Attributes that were formerly recognized as strengths are now surfacing as managerial problems. Being sizeable and having a deep-rooted tradition were recently notable qualifications. Today we witness that size causes deceleration and tradition obstructs change. Management was regarded as “art” back then. Today management has become a branch of “science” which is advancing towards engineering. Competition is irresistibly forcing every management component it is in touch with to change, then to change again before even being able to adapt change and finally to an absolute transformation that perpetuates continuous change. Countless worldwide corporations are disappearing before our eyes that fail to manage this transformation.
Organizations that want to withstand and lead this competition need to analyze their human resources, technologies and processes with a holistic approach. They have to perform multilayered examinations using engineering methodologies to implement their competitive strategies into their operations.
These “holistic” and “multilayered” analysis should find answers to three vitally important questions;
- How competent is the human resource that takes part in the processes?
- How efficiently are the technologies used?
- How effective are the processes themselves?

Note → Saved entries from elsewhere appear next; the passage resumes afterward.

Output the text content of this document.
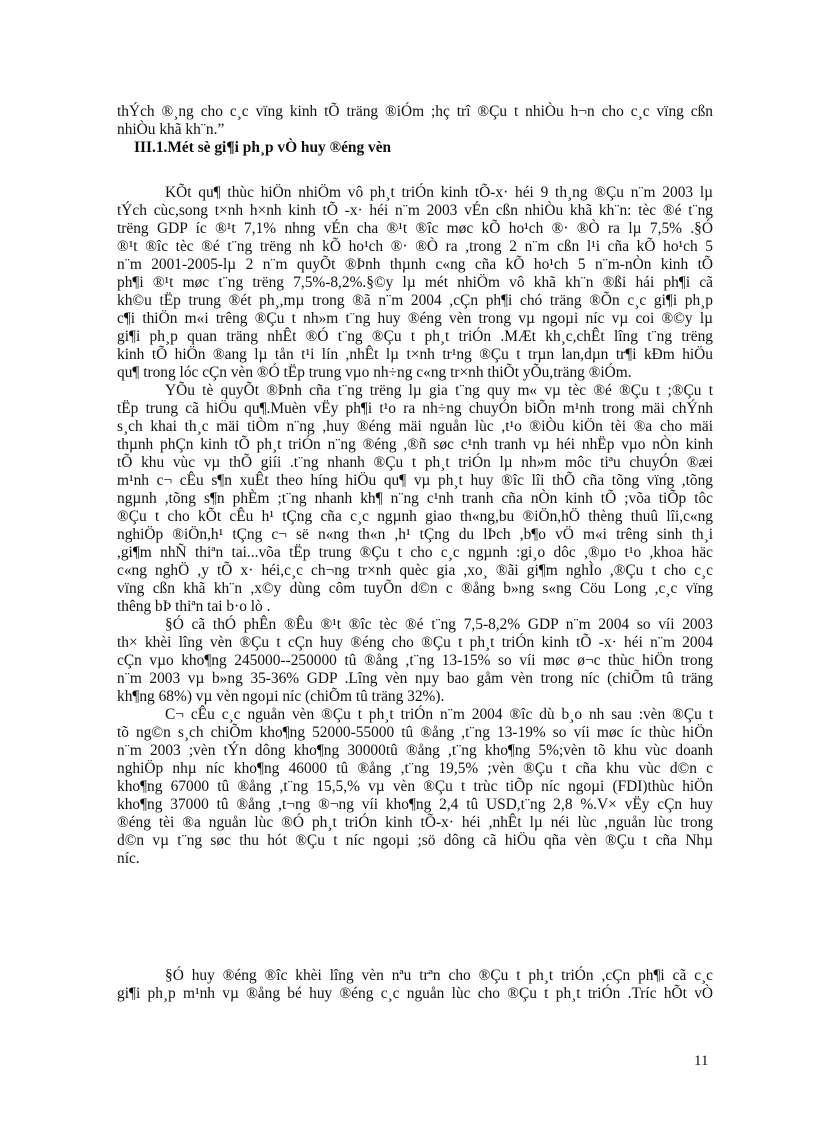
thÝch ®¸ng cho c¸c vïng kinh tÕ träng ®iÓm ;hç trî ®Çu t nhiÒu h¬n cho c¸c vïng cßn
nhiÒu khã kh¨n.”
III.1.Mét sè gi¶i ph¸p vÒ huy ®éng vèn
KÕt qu¶ thùc hiÖn nhiÖm vô ph¸t triÓn kinh tÕ-x· héi 9 th¸ng ®Çu n¨m 2003 lµ
tÝch cùc,song t×nh h×nh kinh tÕ -x· héi n¨m 2003 vÉn cßn nhiÒu khã kh¨n: tèc ®é t¨ng
trëng GDP íc ®¹t 7,1% nhng vÉn cha ®¹t ®îc møc kÕ ho¹ch ®· ®Ò ra lµ 7,5% .§Ó
®¹t ®îc tèc ®é t¨ng trëng nh kÕ ho¹ch ®· ®Ò ra ,trong 2 n¨m cßn l¹i cña kÕ ho¹ch 5
n¨m 2001-2005-lµ 2 n¨m quyÕt ®Þnh thµnh c«ng cña kÕ ho¹ch 5 n¨m-nÒn kinh tÕ
ph¶i ®¹t møc t¨ng trëng 7,5%-8,2%.§©y lµ mét nhiÖm vô khã kh¨n ®ßi hái ph¶i cã
kh©u tËp trung ®ét ph¸,mµ trong ®ã n¨m 2004 ,cÇn ph¶i chó träng ®Õn c¸c gi¶i ph¸p
c¶i thiÖn m«i trêng ®Çu t nh»m t¨ng huy ®éng vèn trong vµ ngoµi níc vµ coi ®©y lµ
gi¶i ph¸p quan träng nhÊt ®Ó t¨ng ®Çu t ph¸t triÓn .MÆt kh¸c,chÊt lîng t¨ng trëng
kinh tÕ hiÖn ®ang lµ tån t¹i lín ,nhÊt lµ t×nh tr¹ng ®Çu t trµn lan,dµn tr¶i kÐm hiÖu
qu¶ trong lóc cÇn vèn ®Ó tËp trung vµo nh÷ng c«ng tr×nh thiÕt yÕu,träng ®iÓm.
YÕu tè quyÕt ®Þnh cña t¨ng trëng lµ gia t¨ng quy m« vµ tèc ®é ®Çu t ;®Çu t
tËp trung cã hiÖu qu¶.Muèn vËy ph¶i t¹o ra nh÷ng chuyÓn biÕn m¹nh trong mäi chÝnh
s¸ch khai th¸c mäi tiÒm n¨ng ,huy ®éng mäi nguån lùc ,t¹o ®iÒu kiÖn tèi ®a cho mäi
thµnh phÇn kinh tÕ ph¸t triÓn n¨ng ®éng ,®ñ søc c¹nh tranh vµ héi nhËp vµo nÒn kinh
tÕ khu vùc vµ thÕ giíi .t¨ng nhanh ®Çu t ph¸t triÓn lµ nh»m môc tiªu chuyÓn ®æi
m¹nh c¬ cÊu s¶n xuÊt theo híng hiÖu qu¶ vµ ph¸t huy ®îc lîi thÕ cña tõng vïng ,tõng
ngµnh ,tõng s¶n phÈm ;t¨ng nhanh kh¶ n¨ng c¹nh tranh cña nÒn kinh tÕ ;võa tiÕp tôc
®Çu t cho kÕt cÊu h¹ tÇng cña c¸c ngµnh giao th«ng,bu ®iÖn,hÖ thèng thuû lîi,c«ng
nghiÖp ®iÖn,h¹ tÇng c¬ së n«ng th«n ,h¹ tÇng du lÞch ,b¶o vÖ m«i trêng sinh th¸i
,gi¶m nhÑ thiªn tai...võa tËp trung ®Çu t cho c¸c ngµnh :gi¸o dôc ,®µo t¹o ,khoa häc
c«ng nghÖ ,y tÕ x· héi,c¸c ch¬ng tr×nh quèc gia ,xo¸ ®ãi gi¶m nghÌo ,®Çu t cho c¸c
vïng cßn khã kh¨n ,x©y dùng côm tuyÕn d©n c ®ång b»ng s«ng Cöu Long ,c¸c vïng
thêng bÞ thiªn tai b·o lò .
§Ó cã thÓ phÊn ®Êu ®¹t ®îc tèc ®é t¨ng 7,5-8,2% GDP n¨m 2004 so víi 2003
th× khèi lîng vèn ®Çu t cÇn huy ®éng cho ®Çu t ph¸t triÓn kinh tÕ -x· héi n¨m 2004
cÇn vµo kho¶ng 245000--250000 tû ®ång ,t¨ng 13-15% so víi møc ø¬c thùc hiÖn trong
n¨m 2003 vµ b»ng 35-36% GDP .Lîng vèn nµy bao gåm vèn trong níc (chiÕm tû träng
kh¶ng 68%) vµ vèn ngoµi níc (chiÕm tû träng 32%).
C¬ cÊu c¸c nguån vèn ®Çu t ph¸t triÓn n¨m 2004 ®îc dù b¸o nh sau :vèn ®Çu t
tõ ng©n s¸ch chiÕm kho¶ng 52000-55000 tû ®ång ,t¨ng 13-19% so víi møc íc thùc hiÖn
n¨m 2003 ;vèn tÝn dông kho¶ng 30000tû ®ång ,t¨ng kho¶ng 5%;vèn tõ khu vùc doanh
nghiÖp nhµ níc kho¶ng 46000 tû ®ång ,t¨ng 19,5% ;vèn ®Çu t cña khu vùc d©n c
kho¶ng 67000 tû ®ång ,t¨ng 15,5,% vµ vèn ®Çu t trùc tiÕp níc ngoµi (FDI)thùc hiÖn
kho¶ng 37000 tû ®ång ,t¬ng ®¬ng víi kho¶ng 2,4 tû USD,t¨ng 2,8 %.V× vËy cÇn huy
®éng tèi ®a nguån lùc ®Ó ph¸t triÓn kinh tÕ-x· héi ,nhÊt lµ néi lùc ,nguån lùc trong
d©n vµ t¨ng søc thu hót ®Çu t níc ngoµi ;sö dông cã hiÖu qña vèn ®Çu t cña Nhµ
níc.
§Ó huy ®éng ®îc khèi lîng vèn nªu trªn cho ®Çu t ph¸t triÓn ,cÇn ph¶i cã c¸c
gi¶i ph¸p m¹nh vµ ®ång bé huy ®éng c¸c nguån lùc cho ®Çu t ph¸t triÓn .Tríc hÕt vÒ
11
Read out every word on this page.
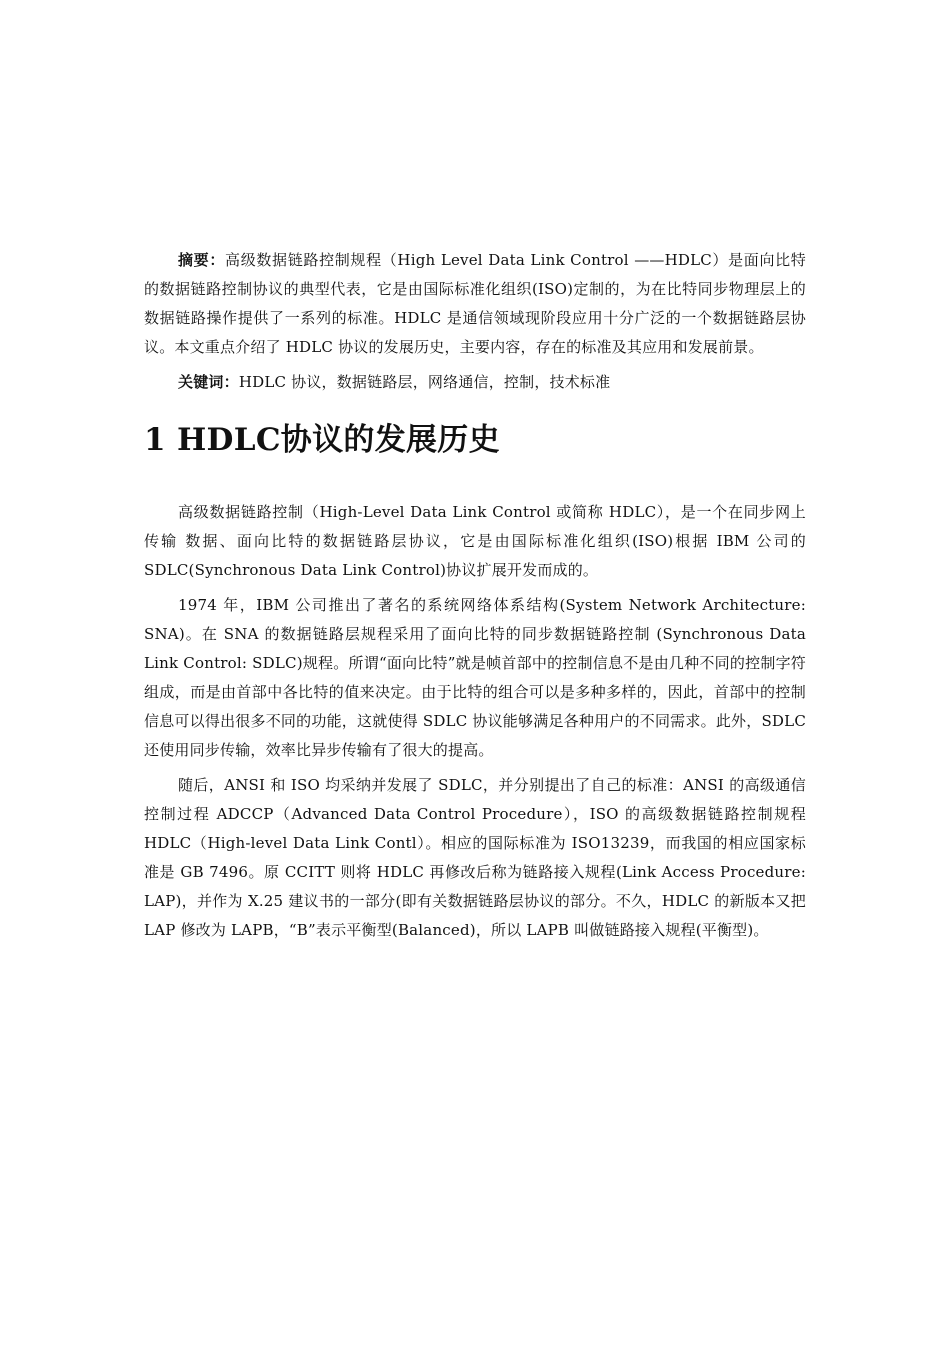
摘要：高级数据链路控制规程（High Level Data Link Control ——HDLC）是面向比特的数据链路控制协议的典型代表，它是由国际标准化组织(ISO)定制的，为在比特同步物理层上的数据链路操作提供了一系列的标准。HDLC 是通信领域现阶段应用十分广泛的一个数据链路层协议。本文重点介绍了 HDLC 协议的发展历史，主要内容，存在的标准及其应用和发展前景。

关键词：HDLC 协议，数据链路层，网络通信，控制，技术标准

1 HDLC协议的发展历史

高级数据链路控制（High-Level Data Link Control 或简称 HDLC），是一个在同步网上传输 数据、面向比特的数据链路层协议，它是由国际标准化组织(ISO)根据 IBM 公司的 SDLC(Synchronous Data Link Control)协议扩展开发而成的。

1974 年，IBM 公司推出了著名的系统网络体系结构(System Network Architecture: SNA)。在 SNA 的数据链路层规程采用了面向比特的同步数据链路控制 (Synchronous Data Link Control: SDLC)规程。所谓“面向比特”就是帧首部中的控制信息不是由几种不同的控制字符组成，而是由首部中各比特的值来决定。由于比特的组合可以是多种多样的，因此，首部中的控制信息可以得出很多不同的功能，这就使得 SDLC 协议能够满足各种用户的不同需求。此外，SDLC 还使用同步传输，效率比异步传输有了很大的提高。

随后，ANSI 和 ISO 均采纳并发展了 SDLC，并分别提出了自己的标准：ANSI 的高级通信控制过程 ADCCP（Advanced Data Control Procedure），ISO 的高级数据链路控制规程 HDLC（High-level Data Link Contl）。相应的国际标准为 ISO13239，而我国的相应国家标准是 GB 7496。原 CCITT 则将 HDLC 再修改后称为链路接入规程(Link Access Procedure: LAP)，并作为 X.25 建议书的一部分(即有关数据链路层协议的部分。不久，HDLC 的新版本又把 LAP 修改为 LAPB，“B”表示平衡型(Balanced)，所以 LAPB 叫做链路接入规程(平衡型)。
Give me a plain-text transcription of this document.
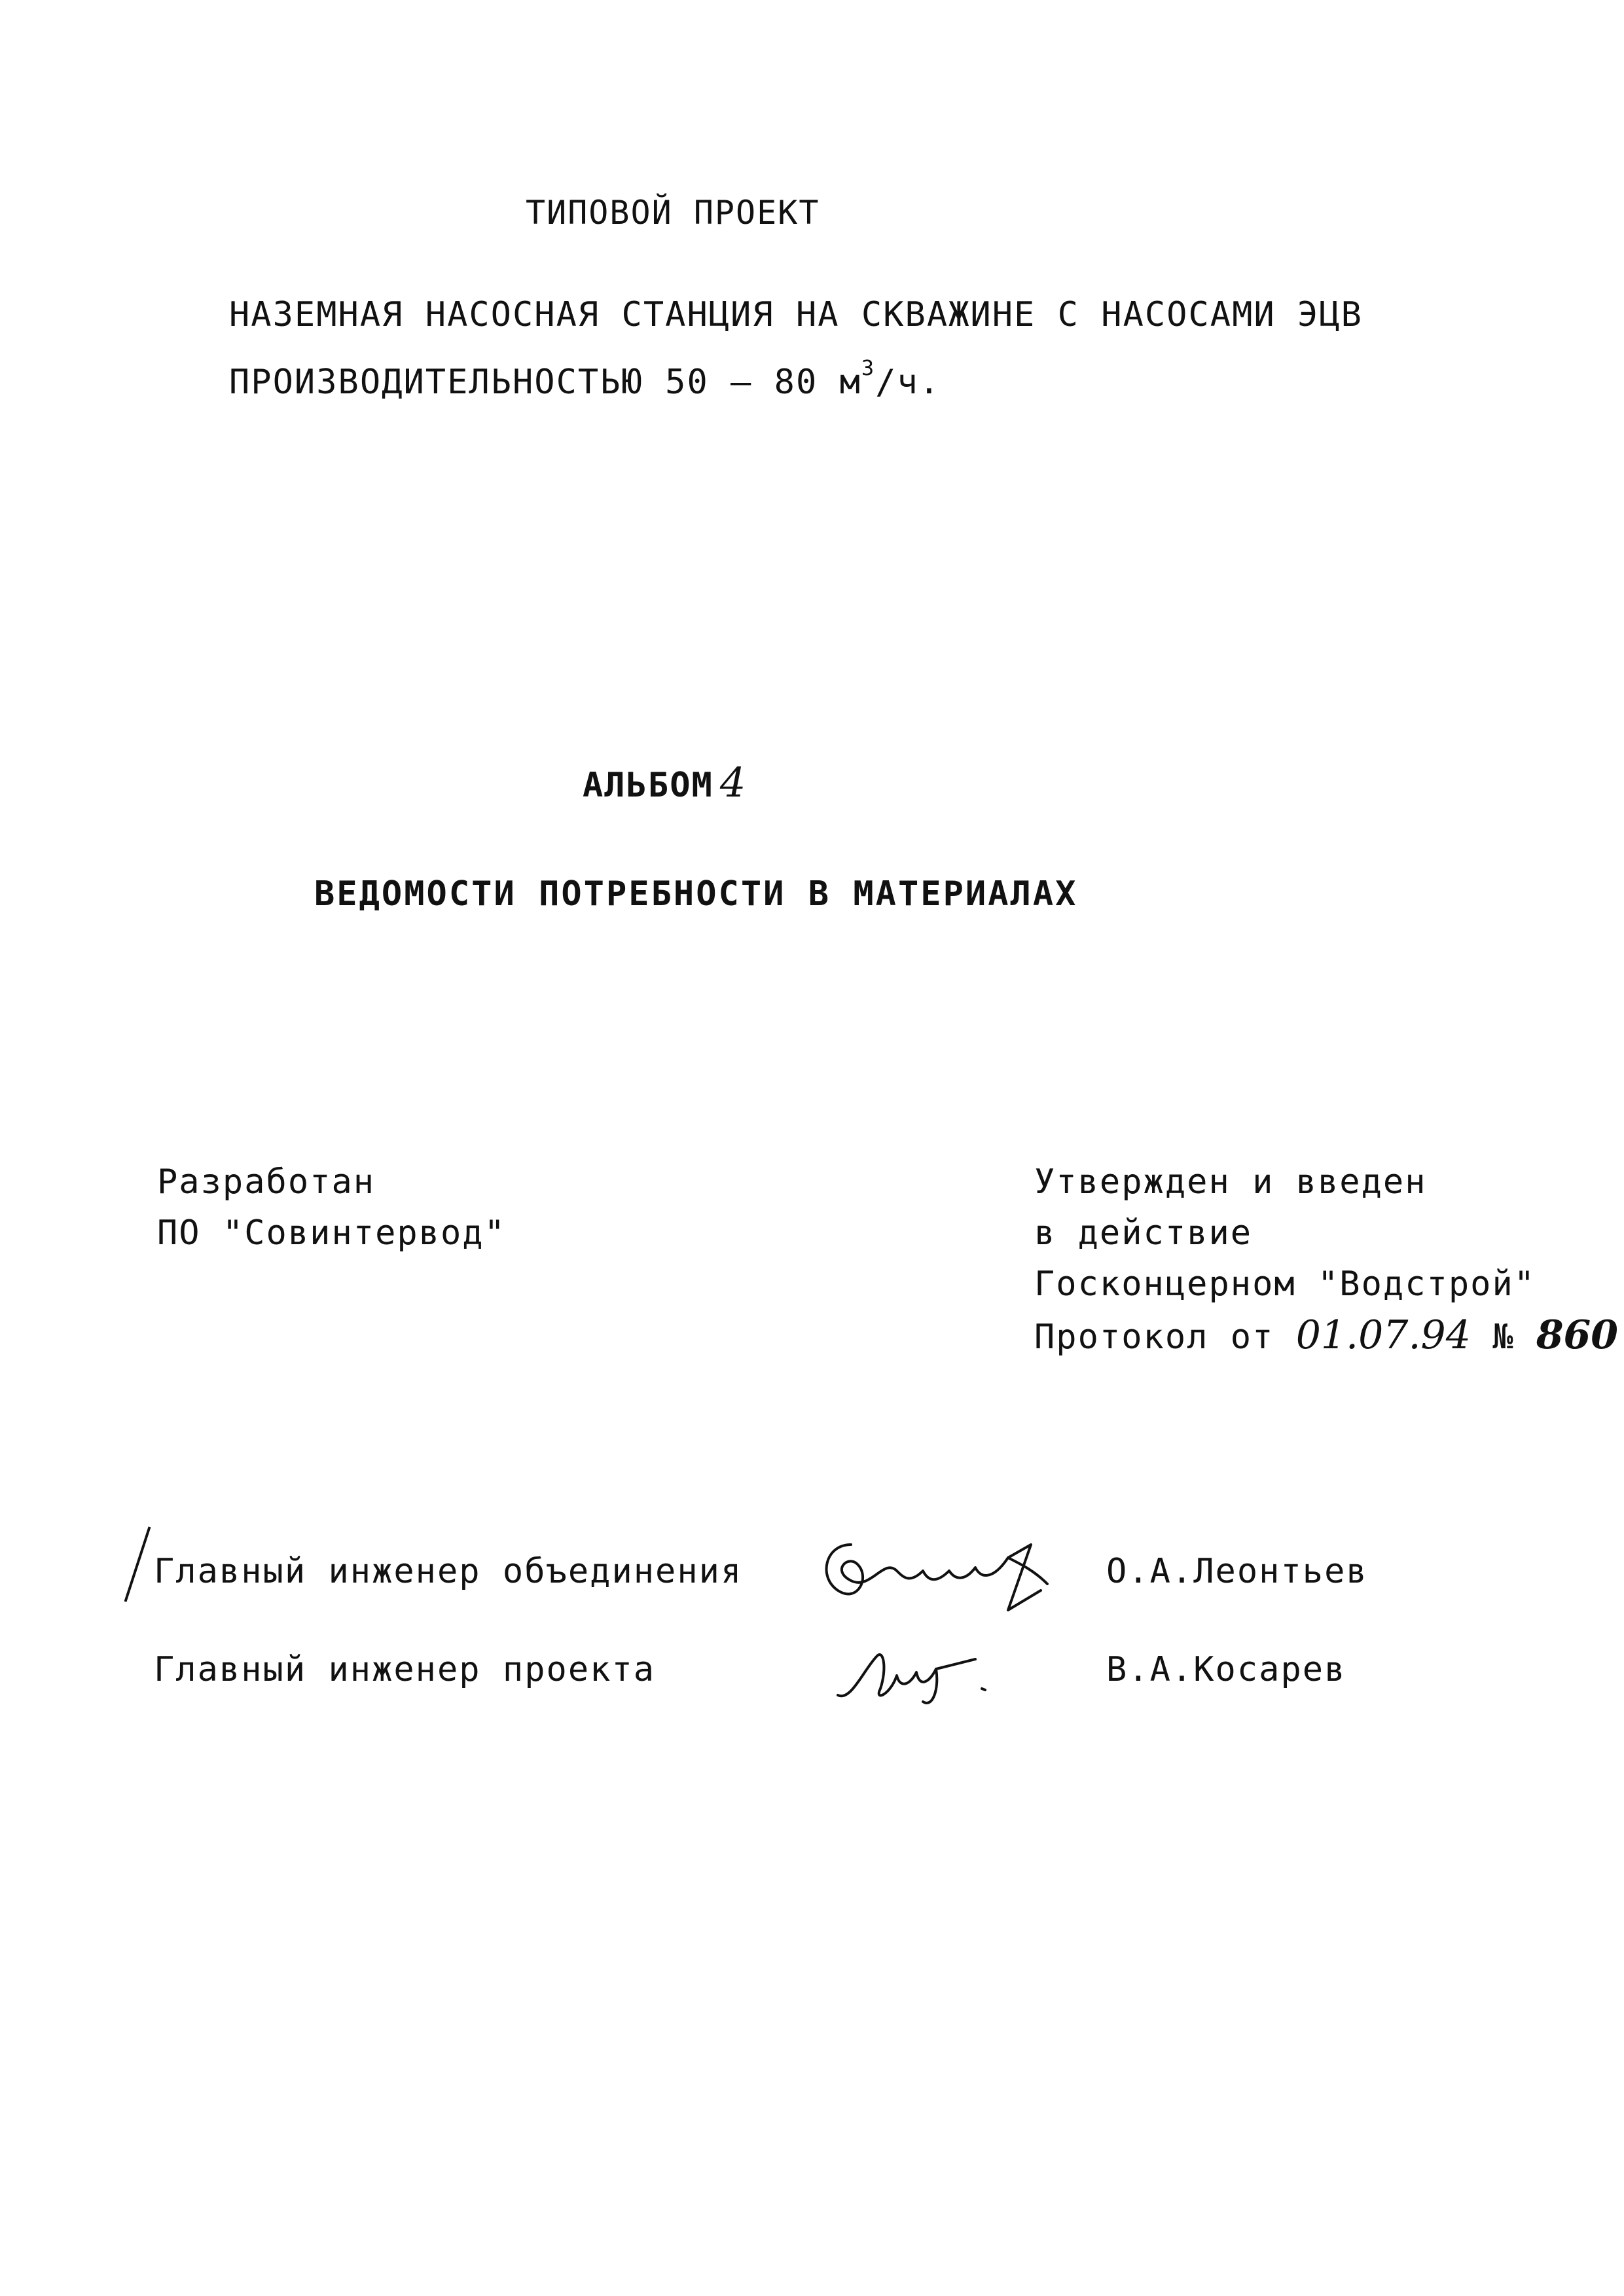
ТИПОВОЙ ПРОЕКТ
НАЗЕМНАЯ НАСОСНАЯ СТАНЦИЯ НА СКВАЖИНЕ С НАСОСАМИ ЭЦВ
ПРОИЗВОДИТЕЛЬНОСТЬЮ 50 – 80 $м^3/ч$.
АЛЬБОМ 4
ВЕДОМОСТИ ПОТРЕБНОСТИ В МАТЕРИАЛАХ
Разработан
ПО "Совинтервод"
Утвержден и введен
в действие
Госконцерном "Водстрой"
Протокол от 01.07.94 № 860
Главный инженер объединения	О.А.Леонтьев
Главный инженер проекта	В.А.Косарев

The answers to these questions will not only determine the strategic and operational competitiveness of the organization but will also give rise to endless improvement opportunities.
Why these 3 questions matter?
Having a holistic understanding of human resources, technologies and processes form the fundamental layer of Management Engineering which strategies and operations are built on. This understanding stands at the focal center of the transformation which management is converging into engineering.
Human resource is the most valuable resource of an organization with strategic importance. Like any other resource, human resource can also be ineffectually utilized. Management Engineering aims to prevent this ineffectiveness by studying each step of the HR value chain.
Information Technologies are mission critical components that increase the efficiency of the human resource and assure the quality of the processes. From this aspect, IT is the integrator between human resources and business processes. Management Engineering regards IT departments not as support staff but as strategic work units that contribute in the competitiveness of the organization in terms of integration and differentiation.
All companies are feeding from the same HR pool with the same costs. They are accessing the same technologies with the same prices. In such a competition how can one possibly differentiate? How can costs be reduced without compromising quality?
The answers to these questions lie in the effective management and continuous improvement of every single process. Management Engineering studies processes from competitive and cost effective perspectives. It provides a simple and proven road map for organizations to build management systems to optimize their processes, differentiate their products and services and achieve continuous differentiation and improvement.